Me llamo Laura, hoy cumplo cuarenta y cinco años y no puedo ocultarlo por más tiempo: no he sido educada para la ciudadanía. Los profesores que en el año treinta antes de Zapatero trataron de inculcarme algún conocimiento provechoso tuvieron que apañarse con sentencias latinas. E igualmente indefensos se encontraron mis padres. Puestas así las cosas, no sé cómo he salido tan buena ciudadana. Ni atropello a los niños, ni escribo en las paredes, ni me cuelo en el metro, ni quemo papeleras. Quizás porque el civismo tiene sus propios cauces.
Considero a los hombres mis hermanos: trigueños o castaños, amarillos o negros, católicos, mormones u ortodoxos, budistas, animistas, musulmanes… Sin distinción de origen o cultura, y al margen de sus gustos sexuales. Me han ayudado en esto algunas experiencias y una curiosidad por el mundo en que vivo. Admito que no pocos carcamales, Platón, Virgilio, Homero, Fray Luis, San Juan, Erasmo, Cervantes o Quevedo también me han socorrido. Por no hablar de Voltaire o Dostoievski. Y por no ir a buscar a la trastienda a Shakespeare, a Beethoven o a Leonardo.
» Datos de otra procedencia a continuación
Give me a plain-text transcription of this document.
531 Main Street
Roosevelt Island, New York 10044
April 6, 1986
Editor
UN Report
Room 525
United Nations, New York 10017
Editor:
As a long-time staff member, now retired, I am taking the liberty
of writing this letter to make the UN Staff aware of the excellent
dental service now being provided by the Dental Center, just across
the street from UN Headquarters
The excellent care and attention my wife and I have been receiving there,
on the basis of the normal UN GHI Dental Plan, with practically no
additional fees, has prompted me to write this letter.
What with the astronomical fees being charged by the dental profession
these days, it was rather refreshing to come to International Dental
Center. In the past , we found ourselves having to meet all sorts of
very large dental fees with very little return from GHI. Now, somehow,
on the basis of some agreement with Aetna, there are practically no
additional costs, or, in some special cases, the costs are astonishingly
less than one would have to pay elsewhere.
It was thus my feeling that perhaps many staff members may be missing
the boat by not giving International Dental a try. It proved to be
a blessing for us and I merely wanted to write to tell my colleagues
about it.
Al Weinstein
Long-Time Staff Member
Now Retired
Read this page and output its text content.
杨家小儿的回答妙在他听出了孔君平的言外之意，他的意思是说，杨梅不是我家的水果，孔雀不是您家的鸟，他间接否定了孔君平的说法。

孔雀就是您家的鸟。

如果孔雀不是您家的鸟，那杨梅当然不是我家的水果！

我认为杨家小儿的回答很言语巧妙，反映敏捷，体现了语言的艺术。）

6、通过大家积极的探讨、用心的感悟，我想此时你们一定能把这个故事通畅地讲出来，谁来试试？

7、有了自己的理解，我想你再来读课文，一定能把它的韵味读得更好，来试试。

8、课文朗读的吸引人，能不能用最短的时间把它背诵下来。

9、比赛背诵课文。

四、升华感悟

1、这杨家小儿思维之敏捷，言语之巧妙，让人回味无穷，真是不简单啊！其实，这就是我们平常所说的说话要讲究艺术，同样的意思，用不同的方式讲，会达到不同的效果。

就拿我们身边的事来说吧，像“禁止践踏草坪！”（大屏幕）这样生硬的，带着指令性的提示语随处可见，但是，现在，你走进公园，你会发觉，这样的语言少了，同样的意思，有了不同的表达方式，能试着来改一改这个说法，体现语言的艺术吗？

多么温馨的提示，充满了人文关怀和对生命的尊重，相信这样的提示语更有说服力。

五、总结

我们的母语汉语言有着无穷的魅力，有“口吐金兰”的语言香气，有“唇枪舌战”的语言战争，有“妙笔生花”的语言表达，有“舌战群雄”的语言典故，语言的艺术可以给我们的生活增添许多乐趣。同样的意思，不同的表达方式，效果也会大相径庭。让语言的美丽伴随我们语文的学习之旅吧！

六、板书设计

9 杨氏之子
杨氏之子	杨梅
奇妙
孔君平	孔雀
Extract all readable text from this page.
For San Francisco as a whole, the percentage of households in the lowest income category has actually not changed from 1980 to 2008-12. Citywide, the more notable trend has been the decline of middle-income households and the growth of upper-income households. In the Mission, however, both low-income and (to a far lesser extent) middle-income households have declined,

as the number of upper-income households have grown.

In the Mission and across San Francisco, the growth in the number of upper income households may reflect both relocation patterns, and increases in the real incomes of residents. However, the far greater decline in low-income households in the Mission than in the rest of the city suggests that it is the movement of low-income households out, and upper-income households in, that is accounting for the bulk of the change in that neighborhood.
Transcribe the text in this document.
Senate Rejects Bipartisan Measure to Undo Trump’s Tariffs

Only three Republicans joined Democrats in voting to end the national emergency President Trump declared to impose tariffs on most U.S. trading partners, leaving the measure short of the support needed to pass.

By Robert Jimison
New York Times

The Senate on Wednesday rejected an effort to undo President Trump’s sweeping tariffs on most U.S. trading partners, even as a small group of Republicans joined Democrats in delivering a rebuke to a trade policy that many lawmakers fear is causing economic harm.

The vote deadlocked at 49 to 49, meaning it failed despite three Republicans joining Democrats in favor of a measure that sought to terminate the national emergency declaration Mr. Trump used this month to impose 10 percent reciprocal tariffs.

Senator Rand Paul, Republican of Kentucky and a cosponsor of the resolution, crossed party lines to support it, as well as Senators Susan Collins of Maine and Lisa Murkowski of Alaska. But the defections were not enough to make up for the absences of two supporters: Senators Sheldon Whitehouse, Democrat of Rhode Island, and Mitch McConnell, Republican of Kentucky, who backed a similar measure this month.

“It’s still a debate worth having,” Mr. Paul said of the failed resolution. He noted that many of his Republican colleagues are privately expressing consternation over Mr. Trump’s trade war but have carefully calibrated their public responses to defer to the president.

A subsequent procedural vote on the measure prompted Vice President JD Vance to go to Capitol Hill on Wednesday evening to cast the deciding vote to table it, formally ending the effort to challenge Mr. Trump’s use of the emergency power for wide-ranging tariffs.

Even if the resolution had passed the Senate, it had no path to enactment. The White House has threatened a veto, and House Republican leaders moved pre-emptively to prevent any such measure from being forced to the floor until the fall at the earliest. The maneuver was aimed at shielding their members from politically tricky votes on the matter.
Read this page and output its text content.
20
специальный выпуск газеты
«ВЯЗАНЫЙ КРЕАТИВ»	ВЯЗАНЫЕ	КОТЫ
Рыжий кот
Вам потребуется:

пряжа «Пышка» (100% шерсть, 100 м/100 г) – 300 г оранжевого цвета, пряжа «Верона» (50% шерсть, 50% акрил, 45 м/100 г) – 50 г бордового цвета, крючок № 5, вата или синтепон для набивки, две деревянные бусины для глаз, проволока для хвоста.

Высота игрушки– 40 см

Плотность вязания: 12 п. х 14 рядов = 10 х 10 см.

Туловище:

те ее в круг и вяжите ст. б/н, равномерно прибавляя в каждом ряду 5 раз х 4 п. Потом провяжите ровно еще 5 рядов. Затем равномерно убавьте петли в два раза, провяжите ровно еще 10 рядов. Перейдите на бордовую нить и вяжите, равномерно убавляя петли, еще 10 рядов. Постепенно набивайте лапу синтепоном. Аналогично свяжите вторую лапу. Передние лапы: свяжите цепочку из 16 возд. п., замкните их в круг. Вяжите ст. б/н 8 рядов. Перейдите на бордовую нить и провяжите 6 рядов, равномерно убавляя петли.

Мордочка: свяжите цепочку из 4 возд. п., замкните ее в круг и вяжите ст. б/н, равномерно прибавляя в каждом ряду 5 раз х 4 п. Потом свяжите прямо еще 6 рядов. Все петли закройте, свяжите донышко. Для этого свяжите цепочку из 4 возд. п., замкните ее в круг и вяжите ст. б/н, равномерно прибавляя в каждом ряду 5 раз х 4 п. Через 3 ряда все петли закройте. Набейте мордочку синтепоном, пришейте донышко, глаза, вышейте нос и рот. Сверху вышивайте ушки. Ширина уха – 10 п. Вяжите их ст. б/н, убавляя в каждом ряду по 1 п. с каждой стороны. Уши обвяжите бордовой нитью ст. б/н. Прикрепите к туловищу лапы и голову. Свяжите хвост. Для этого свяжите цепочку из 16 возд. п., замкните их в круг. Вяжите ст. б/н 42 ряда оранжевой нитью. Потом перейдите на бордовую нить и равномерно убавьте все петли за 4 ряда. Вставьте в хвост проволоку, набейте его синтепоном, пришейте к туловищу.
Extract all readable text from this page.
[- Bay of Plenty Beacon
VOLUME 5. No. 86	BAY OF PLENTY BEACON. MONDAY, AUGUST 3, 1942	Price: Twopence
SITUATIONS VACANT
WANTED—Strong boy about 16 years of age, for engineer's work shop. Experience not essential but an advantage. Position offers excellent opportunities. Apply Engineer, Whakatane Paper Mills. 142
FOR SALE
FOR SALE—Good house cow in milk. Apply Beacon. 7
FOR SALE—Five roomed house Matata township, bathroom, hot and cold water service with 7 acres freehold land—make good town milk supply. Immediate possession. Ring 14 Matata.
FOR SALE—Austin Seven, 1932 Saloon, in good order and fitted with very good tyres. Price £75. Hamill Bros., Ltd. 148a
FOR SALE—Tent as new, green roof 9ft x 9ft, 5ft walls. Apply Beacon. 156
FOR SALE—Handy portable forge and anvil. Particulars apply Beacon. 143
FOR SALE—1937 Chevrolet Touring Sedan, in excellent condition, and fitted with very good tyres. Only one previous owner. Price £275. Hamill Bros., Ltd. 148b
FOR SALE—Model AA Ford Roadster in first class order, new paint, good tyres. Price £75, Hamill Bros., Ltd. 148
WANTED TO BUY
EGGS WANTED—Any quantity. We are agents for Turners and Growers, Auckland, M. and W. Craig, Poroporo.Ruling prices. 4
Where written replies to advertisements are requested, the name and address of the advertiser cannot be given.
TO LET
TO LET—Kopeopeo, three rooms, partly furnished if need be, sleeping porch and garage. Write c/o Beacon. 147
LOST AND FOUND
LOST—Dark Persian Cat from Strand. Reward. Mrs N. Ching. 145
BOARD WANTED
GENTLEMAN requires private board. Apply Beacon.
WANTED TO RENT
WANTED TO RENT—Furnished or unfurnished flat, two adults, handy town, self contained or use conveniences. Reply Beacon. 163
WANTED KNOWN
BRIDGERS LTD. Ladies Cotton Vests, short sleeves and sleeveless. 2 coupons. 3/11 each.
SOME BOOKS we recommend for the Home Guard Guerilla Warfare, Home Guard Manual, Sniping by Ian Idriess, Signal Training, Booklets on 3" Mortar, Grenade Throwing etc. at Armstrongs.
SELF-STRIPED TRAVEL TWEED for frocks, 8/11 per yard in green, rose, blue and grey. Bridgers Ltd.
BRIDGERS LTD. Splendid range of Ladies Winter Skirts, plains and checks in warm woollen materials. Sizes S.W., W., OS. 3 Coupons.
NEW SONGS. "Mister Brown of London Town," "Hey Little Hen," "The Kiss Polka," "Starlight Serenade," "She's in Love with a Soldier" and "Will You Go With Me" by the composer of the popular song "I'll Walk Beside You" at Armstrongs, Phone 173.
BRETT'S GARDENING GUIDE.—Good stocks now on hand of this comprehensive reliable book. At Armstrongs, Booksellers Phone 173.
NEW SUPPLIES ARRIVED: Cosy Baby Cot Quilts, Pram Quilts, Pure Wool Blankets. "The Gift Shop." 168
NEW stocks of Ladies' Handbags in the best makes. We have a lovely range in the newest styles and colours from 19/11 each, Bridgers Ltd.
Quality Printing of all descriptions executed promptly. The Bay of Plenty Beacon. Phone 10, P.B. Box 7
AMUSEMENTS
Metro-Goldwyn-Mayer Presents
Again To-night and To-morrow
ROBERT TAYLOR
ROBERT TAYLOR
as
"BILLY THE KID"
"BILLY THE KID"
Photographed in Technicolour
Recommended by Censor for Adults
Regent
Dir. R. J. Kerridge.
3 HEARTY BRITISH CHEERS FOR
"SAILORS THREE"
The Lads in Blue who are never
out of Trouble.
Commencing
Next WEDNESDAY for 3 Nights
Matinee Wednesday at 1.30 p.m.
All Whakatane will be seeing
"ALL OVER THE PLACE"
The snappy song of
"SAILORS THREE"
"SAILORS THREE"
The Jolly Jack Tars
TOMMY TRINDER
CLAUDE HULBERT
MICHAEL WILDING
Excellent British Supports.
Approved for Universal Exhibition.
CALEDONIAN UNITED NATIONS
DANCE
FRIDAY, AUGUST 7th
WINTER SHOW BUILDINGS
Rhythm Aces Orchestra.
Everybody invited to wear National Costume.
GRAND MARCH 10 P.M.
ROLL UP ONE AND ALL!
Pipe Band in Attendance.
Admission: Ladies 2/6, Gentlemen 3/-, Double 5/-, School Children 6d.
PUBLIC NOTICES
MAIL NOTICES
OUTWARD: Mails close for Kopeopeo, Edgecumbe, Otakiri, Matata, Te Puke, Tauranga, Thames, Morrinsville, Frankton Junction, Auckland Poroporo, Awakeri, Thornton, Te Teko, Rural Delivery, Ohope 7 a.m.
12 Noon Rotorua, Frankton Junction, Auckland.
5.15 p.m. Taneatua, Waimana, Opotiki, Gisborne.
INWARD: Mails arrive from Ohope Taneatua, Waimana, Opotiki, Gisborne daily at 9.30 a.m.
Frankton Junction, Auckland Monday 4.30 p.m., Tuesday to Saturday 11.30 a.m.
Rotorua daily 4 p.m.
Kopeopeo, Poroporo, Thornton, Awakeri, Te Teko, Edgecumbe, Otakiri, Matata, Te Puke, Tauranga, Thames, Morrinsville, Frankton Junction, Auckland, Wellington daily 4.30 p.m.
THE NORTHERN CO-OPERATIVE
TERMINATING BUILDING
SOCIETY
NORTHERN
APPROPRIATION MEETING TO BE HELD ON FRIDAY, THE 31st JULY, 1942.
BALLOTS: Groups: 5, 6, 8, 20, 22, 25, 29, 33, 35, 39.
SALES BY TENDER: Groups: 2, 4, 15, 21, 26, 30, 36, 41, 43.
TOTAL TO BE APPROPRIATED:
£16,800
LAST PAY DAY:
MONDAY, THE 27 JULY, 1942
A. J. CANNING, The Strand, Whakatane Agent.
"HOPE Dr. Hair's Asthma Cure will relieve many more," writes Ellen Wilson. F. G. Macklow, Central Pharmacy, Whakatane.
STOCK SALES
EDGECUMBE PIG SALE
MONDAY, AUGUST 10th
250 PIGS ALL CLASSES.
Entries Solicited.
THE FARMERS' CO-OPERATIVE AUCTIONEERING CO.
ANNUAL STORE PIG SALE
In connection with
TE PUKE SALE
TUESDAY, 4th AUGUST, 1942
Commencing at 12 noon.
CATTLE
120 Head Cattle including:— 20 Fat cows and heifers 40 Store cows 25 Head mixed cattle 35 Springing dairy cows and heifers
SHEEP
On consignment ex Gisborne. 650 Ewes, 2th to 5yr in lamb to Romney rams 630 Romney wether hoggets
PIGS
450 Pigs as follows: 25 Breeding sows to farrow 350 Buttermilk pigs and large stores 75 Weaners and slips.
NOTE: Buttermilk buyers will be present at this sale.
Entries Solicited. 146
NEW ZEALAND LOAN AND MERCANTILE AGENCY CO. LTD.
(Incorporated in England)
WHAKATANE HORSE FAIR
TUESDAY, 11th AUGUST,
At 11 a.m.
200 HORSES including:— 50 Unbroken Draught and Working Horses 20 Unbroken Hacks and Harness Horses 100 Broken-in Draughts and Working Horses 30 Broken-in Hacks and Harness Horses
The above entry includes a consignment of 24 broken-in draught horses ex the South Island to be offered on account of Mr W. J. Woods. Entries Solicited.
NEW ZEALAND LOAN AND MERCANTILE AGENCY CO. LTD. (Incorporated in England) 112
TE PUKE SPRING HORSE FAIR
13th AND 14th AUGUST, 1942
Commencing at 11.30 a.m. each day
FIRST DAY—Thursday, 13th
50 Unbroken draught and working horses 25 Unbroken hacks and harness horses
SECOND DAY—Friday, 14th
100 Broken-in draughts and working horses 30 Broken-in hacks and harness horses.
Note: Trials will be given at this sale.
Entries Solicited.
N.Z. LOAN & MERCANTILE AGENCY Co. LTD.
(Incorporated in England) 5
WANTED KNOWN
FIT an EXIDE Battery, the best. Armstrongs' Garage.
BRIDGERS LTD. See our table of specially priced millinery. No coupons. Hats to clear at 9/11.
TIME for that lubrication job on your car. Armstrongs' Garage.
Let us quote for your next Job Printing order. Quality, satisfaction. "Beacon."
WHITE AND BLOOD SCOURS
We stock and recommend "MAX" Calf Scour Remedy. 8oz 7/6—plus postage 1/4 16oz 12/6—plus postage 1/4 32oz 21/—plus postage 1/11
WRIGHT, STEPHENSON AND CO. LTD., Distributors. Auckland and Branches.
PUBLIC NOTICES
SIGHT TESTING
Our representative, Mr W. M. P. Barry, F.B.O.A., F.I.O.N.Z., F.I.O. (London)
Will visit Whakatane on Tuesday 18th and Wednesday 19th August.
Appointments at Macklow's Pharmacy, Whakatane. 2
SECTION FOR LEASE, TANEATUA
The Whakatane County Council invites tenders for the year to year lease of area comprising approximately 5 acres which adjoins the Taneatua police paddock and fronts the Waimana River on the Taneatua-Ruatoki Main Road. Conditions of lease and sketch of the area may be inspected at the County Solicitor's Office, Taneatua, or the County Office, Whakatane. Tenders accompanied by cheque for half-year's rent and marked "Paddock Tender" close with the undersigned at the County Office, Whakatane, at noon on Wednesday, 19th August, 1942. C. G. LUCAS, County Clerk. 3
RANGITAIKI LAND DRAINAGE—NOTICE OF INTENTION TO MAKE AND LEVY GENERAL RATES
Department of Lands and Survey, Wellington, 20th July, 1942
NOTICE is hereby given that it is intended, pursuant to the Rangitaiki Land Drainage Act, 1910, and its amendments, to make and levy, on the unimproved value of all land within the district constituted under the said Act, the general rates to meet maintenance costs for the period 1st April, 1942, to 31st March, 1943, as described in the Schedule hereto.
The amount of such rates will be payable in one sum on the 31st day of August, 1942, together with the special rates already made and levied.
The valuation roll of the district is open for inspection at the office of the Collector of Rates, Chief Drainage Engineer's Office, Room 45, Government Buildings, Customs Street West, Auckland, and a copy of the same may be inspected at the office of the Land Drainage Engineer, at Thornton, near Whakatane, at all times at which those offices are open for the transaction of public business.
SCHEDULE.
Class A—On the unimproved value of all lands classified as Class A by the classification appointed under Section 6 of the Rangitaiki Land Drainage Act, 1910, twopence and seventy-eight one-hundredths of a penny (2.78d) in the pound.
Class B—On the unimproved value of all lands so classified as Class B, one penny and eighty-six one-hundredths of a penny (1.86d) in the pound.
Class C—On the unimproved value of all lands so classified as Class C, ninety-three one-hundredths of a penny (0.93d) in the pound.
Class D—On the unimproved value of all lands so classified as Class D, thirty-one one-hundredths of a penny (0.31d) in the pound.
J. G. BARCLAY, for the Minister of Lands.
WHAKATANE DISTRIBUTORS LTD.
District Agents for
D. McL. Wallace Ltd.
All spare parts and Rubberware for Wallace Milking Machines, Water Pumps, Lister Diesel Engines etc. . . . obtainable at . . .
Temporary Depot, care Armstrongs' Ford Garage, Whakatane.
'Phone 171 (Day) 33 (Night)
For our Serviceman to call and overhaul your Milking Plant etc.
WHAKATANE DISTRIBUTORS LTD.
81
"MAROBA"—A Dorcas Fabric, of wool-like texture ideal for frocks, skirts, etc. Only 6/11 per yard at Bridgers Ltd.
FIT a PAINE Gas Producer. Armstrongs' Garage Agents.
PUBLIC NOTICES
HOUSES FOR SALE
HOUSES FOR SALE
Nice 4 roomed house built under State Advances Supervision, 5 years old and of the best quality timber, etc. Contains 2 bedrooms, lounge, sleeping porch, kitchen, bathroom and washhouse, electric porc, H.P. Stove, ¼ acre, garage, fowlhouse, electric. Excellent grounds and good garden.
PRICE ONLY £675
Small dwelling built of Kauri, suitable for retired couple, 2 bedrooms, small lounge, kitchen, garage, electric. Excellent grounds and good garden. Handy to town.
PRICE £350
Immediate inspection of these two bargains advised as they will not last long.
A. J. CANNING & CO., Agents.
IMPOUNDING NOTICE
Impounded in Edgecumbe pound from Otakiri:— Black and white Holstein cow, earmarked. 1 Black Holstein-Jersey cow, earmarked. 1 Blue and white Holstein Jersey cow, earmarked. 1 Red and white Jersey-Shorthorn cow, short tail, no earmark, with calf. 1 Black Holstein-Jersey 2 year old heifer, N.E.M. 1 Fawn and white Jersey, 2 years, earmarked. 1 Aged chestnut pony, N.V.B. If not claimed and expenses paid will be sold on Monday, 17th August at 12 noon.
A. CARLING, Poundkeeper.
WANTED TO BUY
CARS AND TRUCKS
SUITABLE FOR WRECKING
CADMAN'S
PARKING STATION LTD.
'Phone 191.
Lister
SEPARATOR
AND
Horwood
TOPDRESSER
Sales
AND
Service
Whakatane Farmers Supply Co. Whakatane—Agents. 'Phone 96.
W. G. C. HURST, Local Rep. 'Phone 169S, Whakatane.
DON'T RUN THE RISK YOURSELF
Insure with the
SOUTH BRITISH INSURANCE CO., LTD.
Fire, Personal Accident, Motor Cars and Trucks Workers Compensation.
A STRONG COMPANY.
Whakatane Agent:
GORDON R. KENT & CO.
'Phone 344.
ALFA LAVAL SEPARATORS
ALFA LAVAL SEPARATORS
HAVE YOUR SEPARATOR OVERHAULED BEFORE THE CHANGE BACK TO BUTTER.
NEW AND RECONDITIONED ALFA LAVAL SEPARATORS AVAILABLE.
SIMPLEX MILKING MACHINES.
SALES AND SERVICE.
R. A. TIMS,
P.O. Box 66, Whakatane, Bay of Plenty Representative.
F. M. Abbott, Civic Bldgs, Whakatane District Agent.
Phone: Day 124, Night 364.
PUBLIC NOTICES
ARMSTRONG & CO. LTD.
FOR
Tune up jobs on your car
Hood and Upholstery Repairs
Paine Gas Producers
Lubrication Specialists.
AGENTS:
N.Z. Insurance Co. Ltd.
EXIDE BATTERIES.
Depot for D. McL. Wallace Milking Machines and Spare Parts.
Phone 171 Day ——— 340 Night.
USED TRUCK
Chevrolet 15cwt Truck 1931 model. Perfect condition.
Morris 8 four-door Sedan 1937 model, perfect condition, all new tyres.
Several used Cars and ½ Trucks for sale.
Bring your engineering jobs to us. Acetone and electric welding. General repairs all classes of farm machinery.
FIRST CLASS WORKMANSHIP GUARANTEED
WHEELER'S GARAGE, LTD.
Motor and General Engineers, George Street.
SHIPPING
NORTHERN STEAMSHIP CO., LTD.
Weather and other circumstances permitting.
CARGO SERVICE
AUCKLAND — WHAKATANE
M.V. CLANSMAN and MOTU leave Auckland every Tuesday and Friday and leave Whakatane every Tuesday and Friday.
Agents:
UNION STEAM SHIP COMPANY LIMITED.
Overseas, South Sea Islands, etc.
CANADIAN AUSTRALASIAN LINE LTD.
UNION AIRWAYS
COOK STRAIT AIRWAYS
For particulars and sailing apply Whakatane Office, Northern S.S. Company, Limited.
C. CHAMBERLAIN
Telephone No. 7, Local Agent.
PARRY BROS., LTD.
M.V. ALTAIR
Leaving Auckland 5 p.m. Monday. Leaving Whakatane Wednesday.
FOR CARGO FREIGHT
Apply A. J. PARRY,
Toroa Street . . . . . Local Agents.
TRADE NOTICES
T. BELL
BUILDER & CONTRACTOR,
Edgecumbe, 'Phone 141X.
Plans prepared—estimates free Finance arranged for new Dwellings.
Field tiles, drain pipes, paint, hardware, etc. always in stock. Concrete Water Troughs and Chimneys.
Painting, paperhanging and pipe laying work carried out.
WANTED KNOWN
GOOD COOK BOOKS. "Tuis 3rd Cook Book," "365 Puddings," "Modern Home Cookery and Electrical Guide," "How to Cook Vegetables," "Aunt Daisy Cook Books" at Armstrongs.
Pese a mi imperdonable laguna cognitiva, también me considero tolerante. No sé con qué modernos mandamientos enseñará el gobierno a nuestros hijos a convertirse en buenos y benéficos, pero intuyo que el alma se construye con algo más que siete u ocho frases. A mí no me disgusta que a mi hija, que es china, le expliquen que el respeto no conoce de razas. Y más bien lo agradezco. Lo que ya me molesta es el truco de siempre. Tan poca letra y tantos colorines. Piedras sin argamasa. Más alfombras sin nudos. De nuevo educación a la española, o cómo hacer virtud de la ignorancia.